We need to determine if the robot stays within a bounded circle (i.e., the robot’s path is bounded) when the instructions are repeated indefinitely.
The official constraints state that 1 <= instructions.length <= 100.
Input and Output
| Item | Meaning |
|---|---|
| Input | String instructions |
| Output | true if the robot is bounded in a circle |
Function shape:
def isRobotBounded(instructions: str) -> bool:
...Examples
Example 1:
instructions = "GGLLGG"After one cycle: the robot returns to the origin facing north. Bounded.
Answer: True.
Example 2:
instructions = "GG"After one cycle: robot is 2 steps north, still facing north. Will drift infinitely north. Unbounded.
Answer: False.
Example 3:
instructions = "GL"After one cycle: robot is at (0, 1) facing west (turned left once). After 4 cycles it returns to origin. Bounded.
Answer: True.
Key Insight
After one instruction cycle:
- If the robot is at the origin: bounded (it will loop back).
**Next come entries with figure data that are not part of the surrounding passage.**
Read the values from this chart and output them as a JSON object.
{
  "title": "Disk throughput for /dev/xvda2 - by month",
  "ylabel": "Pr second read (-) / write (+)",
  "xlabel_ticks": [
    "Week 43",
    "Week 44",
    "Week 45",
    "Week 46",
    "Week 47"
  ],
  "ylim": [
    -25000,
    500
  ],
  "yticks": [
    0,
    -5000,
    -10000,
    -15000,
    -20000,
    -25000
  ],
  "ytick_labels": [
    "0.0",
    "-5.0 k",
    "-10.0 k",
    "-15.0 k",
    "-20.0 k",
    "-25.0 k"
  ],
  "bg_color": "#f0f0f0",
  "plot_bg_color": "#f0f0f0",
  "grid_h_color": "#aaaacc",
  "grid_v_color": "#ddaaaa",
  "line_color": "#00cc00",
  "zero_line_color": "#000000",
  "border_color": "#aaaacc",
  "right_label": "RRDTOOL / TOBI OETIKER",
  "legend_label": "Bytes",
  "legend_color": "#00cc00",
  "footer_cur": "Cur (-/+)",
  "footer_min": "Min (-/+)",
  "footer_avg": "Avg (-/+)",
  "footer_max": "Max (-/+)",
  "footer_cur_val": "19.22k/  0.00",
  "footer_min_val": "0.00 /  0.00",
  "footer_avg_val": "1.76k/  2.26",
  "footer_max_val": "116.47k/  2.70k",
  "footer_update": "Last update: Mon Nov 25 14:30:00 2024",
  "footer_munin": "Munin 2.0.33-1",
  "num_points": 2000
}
- If the robot is NOT facing north: bounded (it will spiral back — after 4 cycles at most, it returns to origin).
- If the robot is at a non-origin position and facing north: unbounded (it will drift infinitely in that direction).
Correctness
If the robot ends a cycle facing east/west, two cycles bring it back (net displacement is zero). If facing south, two cycles also bring it back. Only if facing north with a non-zero displacement does it drift.
Edge Cases
- Check the minimum input size allowed by the constraints.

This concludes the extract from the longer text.